Aquasar is expected to "reduce overall energy consumption by 40 percent. The system is based on long-term joint research collaboration of ETH and IBM scientists in the field of chip-level water cooling, as well as on a concept for 'water-cooled data centers with direct energy reuse' advanced by scientists at IBM's Zurich Lab.

"The water-cooled supercomputer will consist of two IBM BladeCenter servers in one rack and will have a peak performance of about 10 Teraflops," the June release said.

"We're starting with a [IBM] Roadrunner-type machine to reach world-record performance and low emissions," Michel said.

IBM in the June release said, "Each of the blades will be equipped with a microscale high-performance liquid cooler per processor, as well as input and output pipeline networks and connections, which allow each blade to be connected and disconnected easily to [and from] the entire system. ...

"Water as a coolant has the ability to capture heat about 4,000 times more efficiently than air, and its heat-transporting properties are also far superior. Chip-level cooling with a water temperature of approximately 60 degrees C is sufficient to keep the chip at operating temperatures well below the maximally allowed 85 degrees C. The high input temperature of the coolant results in an even higher-grade heat as an output, which in this case will be about 65 degrees C."

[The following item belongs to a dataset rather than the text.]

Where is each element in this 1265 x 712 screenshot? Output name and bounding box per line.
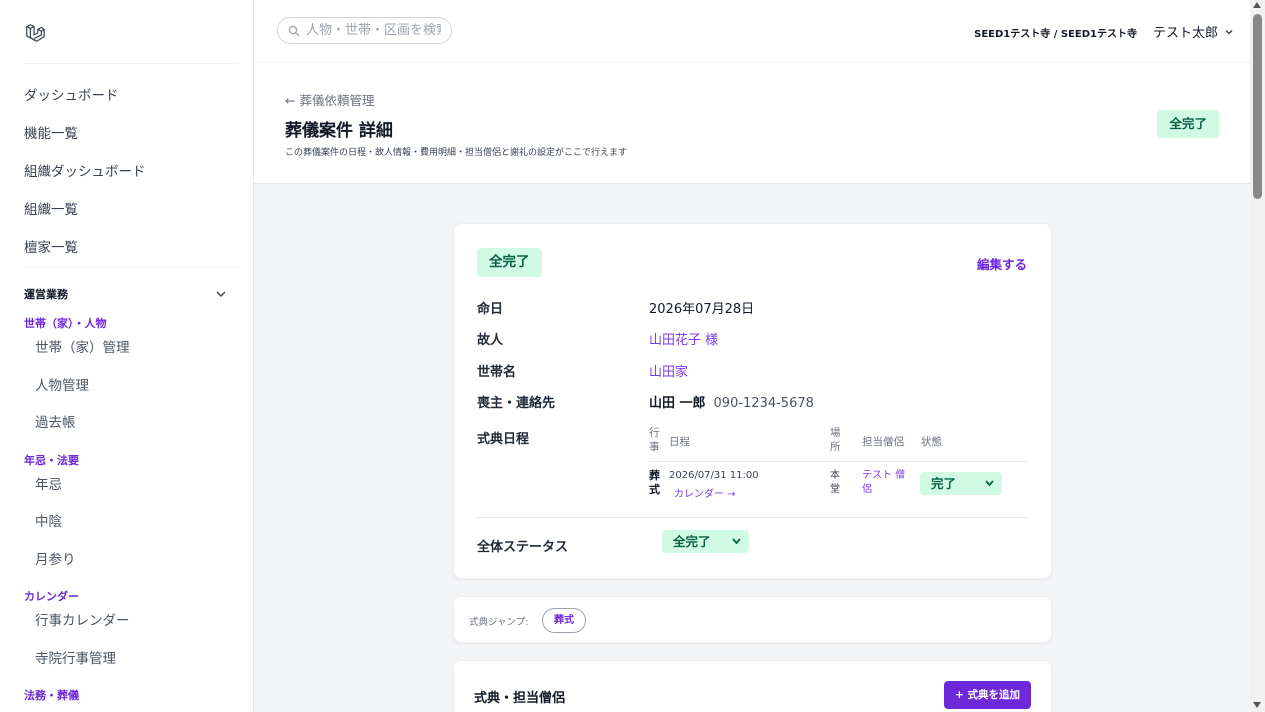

"Heat is a valuable commodity that we rely on and pay dearly for in our everyday lives," Michel said. "If we capture and transport the waste heat from the active components in a computer system as efficiently as possible, we can reuse it as a resource, thus saving energy and lowering carbon emissions. This project is a significant step toward energy-aware, emission-free computing and data centers."

Michel said even in hot climates the excess heat can be used for desalination projects and other purposes.

In the June release, IBM said, "The computational performance of Aquasar is a very important part of the research. Aquasar will be employed by the Computational Science and Engineering Lab of the Computer Science Department at ETH Zurich, for multiscale flow simulations pertaining to problems encountered at the interface of nanotechnology and fluid dynamics. Researchers from this laboratory will also optimize the efficiency with which the respective algorithms perform within the system, in collaboration with the IBM Zurich Lab. These activities will be supplemented with algorithms of other research labs participating in the project. With this supercomputer system, scientists intend to demonstrate that the ability to solve important scientific problems efficiently does not need to have an adverse effect on the energy and environmental challenges facing humanity."